From the editors of Women’s Health; Photography by Pexels
Seriously?! Well, science says it’s true…
It’s not just what you eat, but how you eat that counts. According to science, getting mindful about mealtimes may help you stop overeating. Be alert to these hidden non-food fat bombs…
Better regift those whiskey tumblers. According to a study, we pour 19 percent more liquid into short, wide glasses than we do tall ones. Study authors say our brains focus more on an object’s height than its width, so short glasses don’t seem quite as full to our eyes.
Eating in silence may be awkward, but helpful. A study shows background noise can affect how sweet or salty we find foods. So the less distracted you are, the more you savour flavours and the less you eat. Dining out? Sit as far from the string quartet as you can.
When it comes to your centrepiece, swap flowers for a bowl of green apples. Studies found overweight people who sniffed these before each meal lost about 27kg over six months because the brain was tricked into thinking it had eaten. Sneaky.

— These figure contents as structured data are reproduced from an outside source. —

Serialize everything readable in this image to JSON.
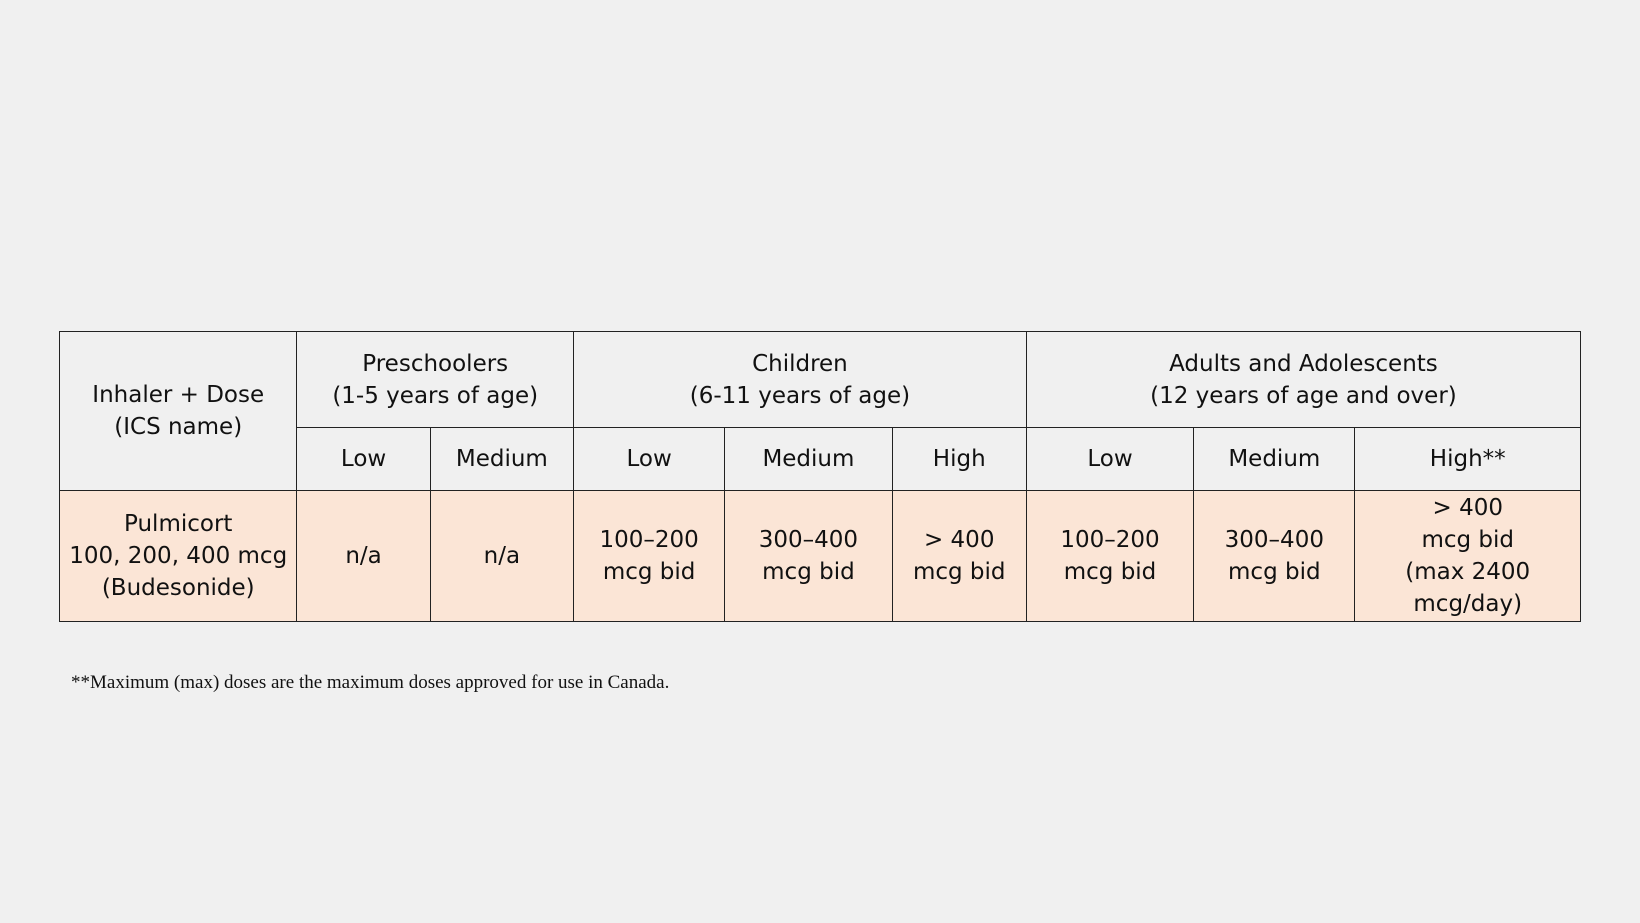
{
  "table": {
    "row_header": "Inhaler + Dose\n(ICS name)",
    "groups": {
      "preschoolers": "Preschoolers\n(1-5 years of age)",
      "children": "Children\n(6-11 years of age)",
      "adults": "Adults and Adolescents\n(12 years of age and over)"
    },
    "levels": {
      "preschoolers": [
        "Low",
        "Medium"
      ],
      "children": [
        "Low",
        "Medium",
        "High"
      ],
      "adults": [
        "Low",
        "Medium",
        "High**"
      ]
    },
    "rows": [
      {
        "inhaler": "Pulmicort\n100, 200, 400 mcg\n(Budesonide)",
        "preschoolers": [
          "n/a",
          "n/a"
        ],
        "children": [
          "100–200\nmcg bid",
          "300–400\nmcg bid",
          "> 400\nmcg bid"
        ],
        "adults": [
          "100–200\nmcg bid",
          "300–400\nmcg bid",
          "> 400\nmcg bid\n(max 2400\nmcg/day)"
        ]
      }
    ]
  },
  "footnote": "**Maximum (max) doses are the maximum doses approved for use in Canada.",
  "colors": {
    "background": "#f0f0f0",
    "data_row_fill": "#fbe5d6",
    "border": "#222222"
  }
}
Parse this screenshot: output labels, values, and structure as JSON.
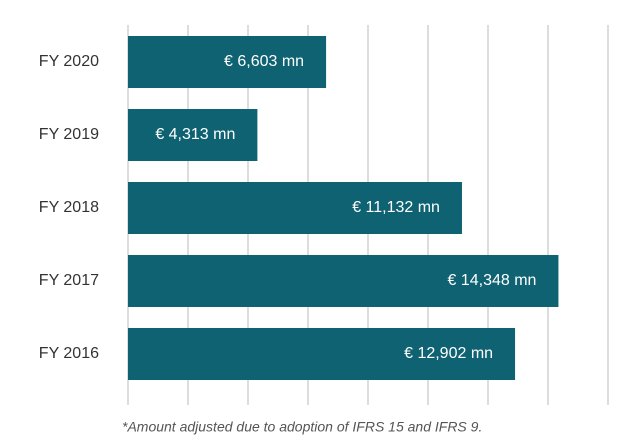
{
  "chart_data": {
    "type": "bar",
    "orientation": "horizontal",
    "categories": [
      "FY 2020",
      "FY 2019",
      "FY 2018",
      "FY 2017",
      "FY 2016"
    ],
    "values": [
      6603,
      4313,
      11132,
      14348,
      12902
    ],
    "value_labels": [
      "€ 6,603 mn",
      "€ 4,313 mn",
      "€ 11,132 mn",
      "€ 14,348 mn",
      "€ 12,902 mn"
    ],
    "color": "#0e6272",
    "xlim": [
      0,
      16000
    ],
    "xticks": [
      0,
      2000,
      4000,
      6000,
      8000,
      10000,
      12000,
      14000,
      16000
    ],
    "grid": true,
    "note": "*Amount adjusted due to adoption of IFRS 15 and IFRS 9."
  }
}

Beware candlelit dinners! When the lighting’s dim, people linger over food longer, which can lead to overeating, says Prof Brian Wansink, a consumer behaviour expert. The trick? Blow them out before your main course.
The evidence is clear: science has found you can up weight loss by choosing ceramic serving bowls over glass ones, with a study showing women ate 71 percent more out of transparent bowls than opaque ones. That applies to see-through lunchboxes too.
Those giant serving spoons may be speedy, but they could also be causing your weight gain. A study found people who used 100ml serving spoons ate nearly 15 percent more food than those who used 60ml spoons, proving the smaller the spoon, the less you’ll eat.